Canine society and humane society make a good couple. Only when it comes to sex, the relationship breaks down.

Fortunately, there are some powerful innate responses involved in canine sexual attraction, which generally serve to keep dogs pointing in the right direction. Since humans do not possess the dog’s particular erotic fragrance, they do not normally trigger the sexual responses of male dogs that share their homes. When it comes to dogs, people are simply “members of their pack who are never in a sexual condition.”

Everything should be fine but sadly for most male dogs, encounters with female dogs in heat are abnormally rare events in their domesticated lives. A level of sexual frustration builds up where even the family cat begins to look attractive. At this point, a randy dog ​​will try to mount just about anything that stays still long enough, including cats, other male dogs, cushions, and human legs.

Human legs are attractive because they are easy to fasten. The choice of a leg rather than a more appropriate part of the human anatomy is simply due to the clumsy and careless form of human beings. They are too big and too high, so the leg is the only easily accessible region for last-resort sexual advancement.

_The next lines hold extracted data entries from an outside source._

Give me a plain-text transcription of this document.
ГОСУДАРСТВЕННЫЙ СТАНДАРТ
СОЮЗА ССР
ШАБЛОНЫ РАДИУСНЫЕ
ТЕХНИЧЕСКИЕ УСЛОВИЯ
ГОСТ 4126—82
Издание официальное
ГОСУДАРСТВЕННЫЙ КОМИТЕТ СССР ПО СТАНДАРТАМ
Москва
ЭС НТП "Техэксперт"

The correct response to a leg-grabbing dog is compassion rather than anger. After all, we are the ones who have condemned those dogs to an abnormally celibate existence. All it takes is a polite rejection of his advances, not the irate punishment that is sometimes inflicted.

The comment about the dog’s interest in the family cat was not meant to be funny. Some sexually frustrated dogs try to mate with cats, but this only happens when the animals in question grew up together as puppies and kittens. A close relationship with young cats during the critical phase of puppy development simply adds felines to the category of ‘my kind’ in the canine mind.

A puppy that has played with:

(a) other puppies in his litter,

(b) the family kitten, and

(c) their human owners, during the socialization phase of four to twelve weeks, will have a triple attachment that will last a lifetime.

There is another side to the coin in this linking process. The absence of a species during the socialization period in the puppy’s development will automatically mean that it is something to be avoided later on. This applies even to the true species of the puppy. If a tiny cub is taken away from its mother before its eyes and ears are open, say, when it is only a week old, and it is raised by hand in isolation, it will become massively attached to humans, but it will always be shy with other dogs. in adulthood. Therefore, it is a big mistake to take a puppy out of your family too early. If there is a disaster, with the mother dying and only one cub surviving, for example, then it is important to try to have other puppies or dogs around the youngster while hand-raising it, so that it gets used to breeding. company of its own kind during its critical period of growth.

If a puppy is left in the company of its own canine family, but is kept completely away from humans until it is past twelve weeks, it will never become docile and friendly to people in its later life. The cubs raised in a field on an experimental farm, where they had no close contact with people until the litter was fourteen weeks old, were effectively like wild animals.

The idea that the domestic dog is somehow a “genetically domesticated” animal is therefore not true. The suggestion that wolves are more “savage” and untamed than dogs is also incorrect. A wolf cub taken at a young enough stage of development becomes a remarkably friendly companion, so much so that most people, seeing one taken for a walk on a collar and leash, imagine that it is just another big dog. In fact, on one occasion a domesticated adult wolf was brought from England to the United States on the Queen Elizabeth, registered as Alsatian, without provoking any comment. He was given a daily stroll across the deck and happily petted by passengers and crew, who would have been horrified if they had known his true identity.